“Obama’nın
da bildiği gibi karmaşa aptalcadır.”
2002
yılında, o zamanlar Illinois Eyalet Senatörü olan Barack Obama, “Bütün
savaşlara karşı değilim.” demişti. “Karşı olduğum aptal bir savaş. Karşı
olduğum, döküntü bir savaş.”
Harekete
geçmek için ona verilen zamana bakarsak, çok az kişi, Obama’nın Işid’e karşı
silahlı mücadelesini aptal bir savaş olarak tarif ederdi. Ama bu müdahale ile
ilgili ne kadar çok şey öğrenirsek, Başkan’ın özdeyişindeki aptal kavramının o
kadar bozuk olduğunu görüyoruz. Amaçlar, parametreler ve savaştaki beklentiler
giderek belirsizleşiyor.
Ben
savaşın yeni başladığını, şu anda ABD ve koalisyon ortakları arasında rol
paylaşımı yapıldığını görüyorum.
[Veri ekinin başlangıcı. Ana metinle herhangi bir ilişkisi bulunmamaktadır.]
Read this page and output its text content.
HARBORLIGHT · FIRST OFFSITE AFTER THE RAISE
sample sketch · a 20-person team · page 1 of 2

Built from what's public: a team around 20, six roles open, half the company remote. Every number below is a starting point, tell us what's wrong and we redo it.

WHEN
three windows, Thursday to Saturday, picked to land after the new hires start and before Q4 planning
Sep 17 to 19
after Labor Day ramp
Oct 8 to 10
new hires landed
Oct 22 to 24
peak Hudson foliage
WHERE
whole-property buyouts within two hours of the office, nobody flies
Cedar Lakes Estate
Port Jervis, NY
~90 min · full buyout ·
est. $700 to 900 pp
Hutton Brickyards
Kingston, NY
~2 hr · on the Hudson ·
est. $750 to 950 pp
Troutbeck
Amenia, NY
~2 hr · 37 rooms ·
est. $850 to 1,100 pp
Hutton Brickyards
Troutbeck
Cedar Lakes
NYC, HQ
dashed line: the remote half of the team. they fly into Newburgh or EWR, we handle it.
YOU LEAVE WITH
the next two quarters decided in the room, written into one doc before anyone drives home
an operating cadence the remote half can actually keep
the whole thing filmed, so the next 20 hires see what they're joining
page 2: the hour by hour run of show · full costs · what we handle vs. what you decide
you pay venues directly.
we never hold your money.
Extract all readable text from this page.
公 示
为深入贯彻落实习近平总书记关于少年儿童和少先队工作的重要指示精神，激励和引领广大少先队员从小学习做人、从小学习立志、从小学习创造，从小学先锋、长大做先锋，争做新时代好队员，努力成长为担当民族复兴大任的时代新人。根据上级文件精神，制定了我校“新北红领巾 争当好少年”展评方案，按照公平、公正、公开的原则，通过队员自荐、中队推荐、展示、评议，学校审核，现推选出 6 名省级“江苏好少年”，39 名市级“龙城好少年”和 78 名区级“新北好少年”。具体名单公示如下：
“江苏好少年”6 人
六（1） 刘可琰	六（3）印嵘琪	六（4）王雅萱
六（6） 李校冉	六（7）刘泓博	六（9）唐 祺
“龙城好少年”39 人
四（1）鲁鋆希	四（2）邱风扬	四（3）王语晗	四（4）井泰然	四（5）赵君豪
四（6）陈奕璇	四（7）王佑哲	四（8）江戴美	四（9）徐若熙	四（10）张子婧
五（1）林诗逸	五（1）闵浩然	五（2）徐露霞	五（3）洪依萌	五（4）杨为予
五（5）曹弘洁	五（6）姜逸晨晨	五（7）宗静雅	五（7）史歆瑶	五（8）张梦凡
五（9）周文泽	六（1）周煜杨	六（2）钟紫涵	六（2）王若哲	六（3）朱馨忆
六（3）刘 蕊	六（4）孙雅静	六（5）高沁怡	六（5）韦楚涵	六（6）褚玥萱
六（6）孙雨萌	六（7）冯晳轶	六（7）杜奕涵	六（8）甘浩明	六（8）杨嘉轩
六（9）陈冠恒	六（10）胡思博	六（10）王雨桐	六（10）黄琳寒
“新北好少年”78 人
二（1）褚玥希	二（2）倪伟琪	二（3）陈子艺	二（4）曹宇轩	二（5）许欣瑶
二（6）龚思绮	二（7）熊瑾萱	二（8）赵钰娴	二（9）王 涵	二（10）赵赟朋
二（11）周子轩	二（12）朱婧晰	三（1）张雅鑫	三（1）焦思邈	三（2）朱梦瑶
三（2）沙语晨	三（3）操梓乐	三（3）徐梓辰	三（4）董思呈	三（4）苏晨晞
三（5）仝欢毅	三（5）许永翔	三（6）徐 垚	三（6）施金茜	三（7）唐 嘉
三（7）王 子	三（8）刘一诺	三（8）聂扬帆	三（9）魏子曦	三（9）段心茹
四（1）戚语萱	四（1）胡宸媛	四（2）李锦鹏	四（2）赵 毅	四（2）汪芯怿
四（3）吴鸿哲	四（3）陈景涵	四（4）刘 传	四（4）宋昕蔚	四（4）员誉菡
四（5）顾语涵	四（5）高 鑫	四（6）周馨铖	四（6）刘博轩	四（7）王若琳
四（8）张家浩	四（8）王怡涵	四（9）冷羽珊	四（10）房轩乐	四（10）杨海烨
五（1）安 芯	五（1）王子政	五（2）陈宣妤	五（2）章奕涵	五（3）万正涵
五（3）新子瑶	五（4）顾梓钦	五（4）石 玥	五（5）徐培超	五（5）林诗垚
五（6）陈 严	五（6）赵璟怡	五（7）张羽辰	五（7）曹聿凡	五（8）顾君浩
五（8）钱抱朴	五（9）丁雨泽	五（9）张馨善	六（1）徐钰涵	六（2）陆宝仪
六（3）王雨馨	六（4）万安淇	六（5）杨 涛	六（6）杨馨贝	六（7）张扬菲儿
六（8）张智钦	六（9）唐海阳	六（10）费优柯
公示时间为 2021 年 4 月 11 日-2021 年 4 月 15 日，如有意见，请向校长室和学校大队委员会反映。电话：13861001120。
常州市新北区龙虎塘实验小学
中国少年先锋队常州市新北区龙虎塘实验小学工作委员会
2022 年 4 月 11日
ABD liderliğindeki hava saldırılarının gerçek
bir etkiye sahip olduğunu da biliyorum. Bombalama kampanyası olmasaydı,
Türkiye- Suriye sınırındaki Kobani şimdiye kadar Işid’in eline geçmiş olurdu.
Ve Irak'ın Kürt bölgesinin kalbi için ciddi tehdit olabilirdi.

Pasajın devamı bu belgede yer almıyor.